Factory output in April tops forecasts, attests to economic strengths despite external headwinds
China’s economic performance held steady against external headwinds, including the United States’ tariff moves, with industrial production exceeding market expectations in April, data released on May 19 showed.
Officials and analysts said that China’s economic fundamentals remain solid, and that the country retains ample policy room and tools to navigate mounting external uncertainties.
With some countercyclical measures already in place and more on the way, analysts believe the nation is well-positioned for a stable recovery throughout the year. Potential policy steps may include additional issuance of ultra-long-term special treasury bonds and an expansion of consumer goods trade-in programs, they said.
According to figures released by the National Bureau of Statistics (NBS), China’s value-added industrial output increased 6.1 percent year-on-year in April, after 7.7 percent growth in March, bettering a forecast of 5.5 percent in a Reuters poll.
“The April activity data shows continued resilience in industrial production,” said Louise Loo, lead economist at British think tank Oxford Economics.
“Export-driven gains in factory output may continue, given China’s manufacturing competitiveness and front-loaded orders, before the end of the 90-day tariff agreement (reached by China and the US),” Loo said.
Wang Qing, chief macroeconomic analyst at Golden Credit Rating International, said China’s macroeconomy remained resilient in April despite the abrupt escalation of tariffs, primarily due to the forceful implementation of countercyclical policy measures this year.
“China’s growth-stabilizing policies, including promoting programs for large-scale equipment renewals and trade-in deals for consumer goods and further supporting major national strategies, while building up security capacity in key areas, have helped support consumption and boost investment,” he said.
According to the NBS data, retail sales increased 5.1 percent year-on-year in April, while fixed-asset investment rose 4 percent during the January-April period.
Wang warned that the impact of US tariffs might weigh on industrial output and dampen confidence in consumption and investment, but said he still expects the Chinese economy to maintain its resilience and continue growing, thanks to the ongoing macroeconomic policy support.
He pointed to the new financial stimulus package, including interest rate cuts, liquidity injections, and targeted funding for consumption and technological innovation, as signs of Beijing’s firm commitment to stabilizing the economy and financial markets amid external pressures.
Fu Linghui, a spokesman for the NBS, said that synchronized macro policies and proactive measures across the board have “bolstered China’s confidence and capacity to meet various risks and challenges”.
“In the next stage, we should adopt more proactive and effective macroeconomic policies, and the focus should be placed on stabilizing employment, enterprises, markets and expectations,” he said at a news conference in Beijing on May 19.
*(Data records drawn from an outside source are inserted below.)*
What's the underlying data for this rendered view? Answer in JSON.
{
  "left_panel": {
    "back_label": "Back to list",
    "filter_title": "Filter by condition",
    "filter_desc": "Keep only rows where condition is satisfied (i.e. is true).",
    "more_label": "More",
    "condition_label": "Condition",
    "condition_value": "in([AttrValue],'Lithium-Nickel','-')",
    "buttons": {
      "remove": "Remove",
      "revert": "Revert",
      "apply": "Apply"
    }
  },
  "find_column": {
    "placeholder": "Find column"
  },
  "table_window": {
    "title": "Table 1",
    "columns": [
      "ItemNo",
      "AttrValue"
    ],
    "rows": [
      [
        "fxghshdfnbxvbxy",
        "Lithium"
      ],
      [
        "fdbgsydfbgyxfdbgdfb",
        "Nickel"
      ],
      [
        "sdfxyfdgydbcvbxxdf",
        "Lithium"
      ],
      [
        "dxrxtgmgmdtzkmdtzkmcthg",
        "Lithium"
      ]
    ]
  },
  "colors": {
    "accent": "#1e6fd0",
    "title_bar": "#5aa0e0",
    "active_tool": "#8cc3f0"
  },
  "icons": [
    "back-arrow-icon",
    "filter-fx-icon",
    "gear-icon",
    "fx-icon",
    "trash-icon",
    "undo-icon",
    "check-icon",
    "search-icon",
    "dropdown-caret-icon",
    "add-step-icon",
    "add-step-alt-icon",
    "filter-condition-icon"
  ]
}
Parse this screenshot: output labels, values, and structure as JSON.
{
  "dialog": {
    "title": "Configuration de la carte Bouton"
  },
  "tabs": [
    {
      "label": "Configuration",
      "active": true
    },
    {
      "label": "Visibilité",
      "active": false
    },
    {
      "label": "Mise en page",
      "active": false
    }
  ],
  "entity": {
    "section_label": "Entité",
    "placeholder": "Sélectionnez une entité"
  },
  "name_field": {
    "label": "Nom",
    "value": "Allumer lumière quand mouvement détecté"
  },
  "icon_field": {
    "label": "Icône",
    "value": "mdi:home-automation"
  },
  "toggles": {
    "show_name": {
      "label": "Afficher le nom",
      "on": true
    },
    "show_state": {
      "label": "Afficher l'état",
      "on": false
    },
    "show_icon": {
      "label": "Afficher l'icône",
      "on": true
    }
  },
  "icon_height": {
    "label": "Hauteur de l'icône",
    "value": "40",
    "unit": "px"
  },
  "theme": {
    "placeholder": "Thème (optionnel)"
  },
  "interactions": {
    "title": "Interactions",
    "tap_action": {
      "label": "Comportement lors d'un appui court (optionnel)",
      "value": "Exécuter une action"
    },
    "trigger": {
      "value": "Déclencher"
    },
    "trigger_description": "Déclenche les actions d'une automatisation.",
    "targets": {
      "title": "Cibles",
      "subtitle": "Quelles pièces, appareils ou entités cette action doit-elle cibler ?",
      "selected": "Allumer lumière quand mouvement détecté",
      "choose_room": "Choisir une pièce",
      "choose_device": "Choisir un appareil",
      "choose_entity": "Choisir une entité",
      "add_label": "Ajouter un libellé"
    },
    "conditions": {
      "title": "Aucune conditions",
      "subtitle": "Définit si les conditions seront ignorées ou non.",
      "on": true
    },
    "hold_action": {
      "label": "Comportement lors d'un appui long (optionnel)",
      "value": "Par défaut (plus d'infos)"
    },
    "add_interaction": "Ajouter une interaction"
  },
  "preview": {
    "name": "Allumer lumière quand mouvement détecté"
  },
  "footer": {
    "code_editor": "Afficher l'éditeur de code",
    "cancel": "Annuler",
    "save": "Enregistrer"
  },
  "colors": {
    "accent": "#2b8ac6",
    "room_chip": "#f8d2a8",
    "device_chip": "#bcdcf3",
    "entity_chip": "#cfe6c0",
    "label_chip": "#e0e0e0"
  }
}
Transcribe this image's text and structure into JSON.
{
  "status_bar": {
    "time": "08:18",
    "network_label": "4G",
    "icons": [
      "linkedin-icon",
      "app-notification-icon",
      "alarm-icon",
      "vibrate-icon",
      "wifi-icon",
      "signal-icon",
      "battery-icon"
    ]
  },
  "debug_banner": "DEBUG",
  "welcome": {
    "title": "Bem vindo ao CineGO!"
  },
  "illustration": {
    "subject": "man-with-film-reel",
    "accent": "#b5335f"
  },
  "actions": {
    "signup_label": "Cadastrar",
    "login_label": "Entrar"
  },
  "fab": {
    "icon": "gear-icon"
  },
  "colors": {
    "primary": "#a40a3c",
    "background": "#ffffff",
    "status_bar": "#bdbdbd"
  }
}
The Chinese economy is expected to maintain a generally stable and steadily improving growth trajectory, supported by multiple favorable factors including a solid recovery foundation, strong stimulus measures, great consumption potential and strong impetus from innovation, Fu added.
Following China’s stimulus measures, Nomura has raised its forecast for the nation’s GDP growth in 2025 to 4.5 percent year-on-year, up from 4 percent expansion projected earlier.
“The truce reached in the US-China trade war is positive for China’s economy, especially for the second quarter, as exporters might try to front-load their shipments before the 90-day pause ends,” said Lu Ting, chief China economist at Nomura.
“On the other hand, retail sales — given the support of the expansion of the trade-in program — have been stronger than we thought they would be in the second quarter,” Lu said.
Looking forward, Xiong Yuan, chief economist at Guosheng Securities, said that more incremental policy steps are likely on the horizon, such as additional issuance of treasury bonds or local government special bonds, expanding the scope of large-scale equipment upgrade and trade-in deals in consumer goods programs, vigorous development of service consumption, and accelerated urban renewal initiatives.